On Wednesday 09 July 2008, Roland Dreier wrote:
> > uvc_disconnect() | uvc_v4l2_open()
> > ... |
> > mutex_lock(&uvc_driver.open_mutex); |
> > dev->state |= UVC_DEV_DISCONNECTED; |
> > mutex_unlock(&uvc_driver.open_mutex); |
> >
> > | mutex_lock(&uvc_driver.open_mute
> > |x); vdev = video_devdata(file);
> > | video = video_get_drvdata(vdev);
> >
> > kref_put(&dev->kref, uvc_delete); |
> >
> > | if (video->dev->state...)
> >
> > kref_put() in uvc_disconnect() will call uvc_delete(), which will in
> > turn free the video structure. uvc_v4l2_open() will then dereference
> > freed memory when testing the device state.
>
> I don't believe this is correct. I tried to explain it in my
> changelog by saying "uvc_delete() does uvc_unregister_video() (and
> hence video_unregister_device(), which is synchronized with
> videodev_lock) as its first thing, so there is no risk of
> use-after-free in uvc_v4l2_open()."
>
> In other words, the first thing uvc_delete() does is call
> uvc_unregister_video(), which will video_unregister_device(). Since
> this needs to take videodev_lock, it will wait until uvc_v4l2_open()
> returns (which it will do, since state is now UVC_DEV_DISCONNECTED).
> So the video struct will not be freed until after uvc_v4l2_open()
> returns.
>
> As far as I can see there is no use-after-free.

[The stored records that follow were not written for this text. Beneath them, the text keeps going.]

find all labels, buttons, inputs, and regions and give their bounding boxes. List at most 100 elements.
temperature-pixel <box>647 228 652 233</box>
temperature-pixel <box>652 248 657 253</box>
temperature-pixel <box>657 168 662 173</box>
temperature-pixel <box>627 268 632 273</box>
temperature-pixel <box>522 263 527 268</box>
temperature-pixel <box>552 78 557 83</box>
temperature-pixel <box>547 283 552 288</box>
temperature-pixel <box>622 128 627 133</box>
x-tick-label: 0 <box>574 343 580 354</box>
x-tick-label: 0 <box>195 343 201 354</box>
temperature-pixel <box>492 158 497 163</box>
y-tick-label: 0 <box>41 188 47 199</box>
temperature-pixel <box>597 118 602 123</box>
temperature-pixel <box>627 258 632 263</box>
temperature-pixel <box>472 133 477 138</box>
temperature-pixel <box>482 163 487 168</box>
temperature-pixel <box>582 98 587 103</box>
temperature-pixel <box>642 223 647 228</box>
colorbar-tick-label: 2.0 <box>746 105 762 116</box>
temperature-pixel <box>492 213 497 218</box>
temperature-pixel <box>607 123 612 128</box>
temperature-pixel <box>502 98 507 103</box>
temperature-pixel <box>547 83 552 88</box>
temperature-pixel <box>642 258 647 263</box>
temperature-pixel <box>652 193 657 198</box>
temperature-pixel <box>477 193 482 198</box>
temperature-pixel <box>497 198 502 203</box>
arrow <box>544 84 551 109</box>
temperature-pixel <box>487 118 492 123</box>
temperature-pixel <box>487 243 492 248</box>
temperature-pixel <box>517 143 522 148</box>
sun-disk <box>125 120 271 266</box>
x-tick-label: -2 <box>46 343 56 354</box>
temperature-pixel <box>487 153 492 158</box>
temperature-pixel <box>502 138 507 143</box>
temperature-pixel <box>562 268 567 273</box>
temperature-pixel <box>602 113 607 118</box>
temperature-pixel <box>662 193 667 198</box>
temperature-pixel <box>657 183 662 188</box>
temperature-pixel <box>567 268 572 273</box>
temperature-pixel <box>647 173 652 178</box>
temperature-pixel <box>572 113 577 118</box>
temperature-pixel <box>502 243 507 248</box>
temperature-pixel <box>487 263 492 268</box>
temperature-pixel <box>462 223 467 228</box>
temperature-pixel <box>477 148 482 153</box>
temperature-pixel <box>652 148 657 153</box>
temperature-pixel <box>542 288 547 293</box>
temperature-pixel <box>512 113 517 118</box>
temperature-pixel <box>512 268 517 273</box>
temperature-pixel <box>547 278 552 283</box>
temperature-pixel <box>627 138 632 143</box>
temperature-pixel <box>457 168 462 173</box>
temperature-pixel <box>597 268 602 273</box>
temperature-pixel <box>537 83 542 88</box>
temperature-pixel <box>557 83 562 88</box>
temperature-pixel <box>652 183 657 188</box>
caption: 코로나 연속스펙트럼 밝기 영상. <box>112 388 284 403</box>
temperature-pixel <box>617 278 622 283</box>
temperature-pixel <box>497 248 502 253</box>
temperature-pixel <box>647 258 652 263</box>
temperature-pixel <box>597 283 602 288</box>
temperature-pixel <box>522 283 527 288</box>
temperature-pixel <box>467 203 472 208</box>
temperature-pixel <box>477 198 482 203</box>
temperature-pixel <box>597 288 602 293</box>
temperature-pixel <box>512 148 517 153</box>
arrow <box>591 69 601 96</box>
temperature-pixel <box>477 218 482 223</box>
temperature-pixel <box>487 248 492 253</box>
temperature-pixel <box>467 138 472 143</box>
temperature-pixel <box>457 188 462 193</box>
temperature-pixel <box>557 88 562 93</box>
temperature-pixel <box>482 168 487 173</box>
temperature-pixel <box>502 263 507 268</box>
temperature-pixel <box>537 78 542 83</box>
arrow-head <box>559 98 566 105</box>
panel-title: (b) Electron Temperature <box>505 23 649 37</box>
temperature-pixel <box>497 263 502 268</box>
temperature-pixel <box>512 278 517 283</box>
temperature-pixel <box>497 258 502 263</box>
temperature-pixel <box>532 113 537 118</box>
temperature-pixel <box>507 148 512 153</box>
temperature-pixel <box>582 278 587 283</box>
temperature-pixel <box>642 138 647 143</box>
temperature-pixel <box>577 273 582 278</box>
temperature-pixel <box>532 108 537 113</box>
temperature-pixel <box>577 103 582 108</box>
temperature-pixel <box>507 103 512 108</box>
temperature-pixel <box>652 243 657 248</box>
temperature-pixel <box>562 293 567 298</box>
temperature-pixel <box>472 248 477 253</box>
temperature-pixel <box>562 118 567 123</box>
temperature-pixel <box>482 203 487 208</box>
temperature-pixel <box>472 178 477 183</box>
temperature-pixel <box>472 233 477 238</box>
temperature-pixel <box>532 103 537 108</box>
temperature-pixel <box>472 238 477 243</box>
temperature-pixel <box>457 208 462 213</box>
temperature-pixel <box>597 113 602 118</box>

My bad, you seem to be right. I'll apply your patch.

Have you checked David's videodev patch ? Any opinion ?

Best regards,

Laurent Pinchart

2008-07-09 20:17:41

by Roland Dreier

[permalink] [raw]
Subject: Re: Linux 2.6.26-rc9 circular lock with uvcvideo on resume from hibernation

> Have you checked David's videodev patch ? Any opinion ?

Not yet... I'll search for it.
--

Roland Dreier <[email protected]> GPG Key: 1024D/E0EEFAC0
Fingerprint: A89F B5E9 C185 F34D BD50 4009 37E2 25CC E0EE FAC0

Sending >500KB attachments is forbidden by the Geneva Convention.
Your country may be at risk if you fail to comply.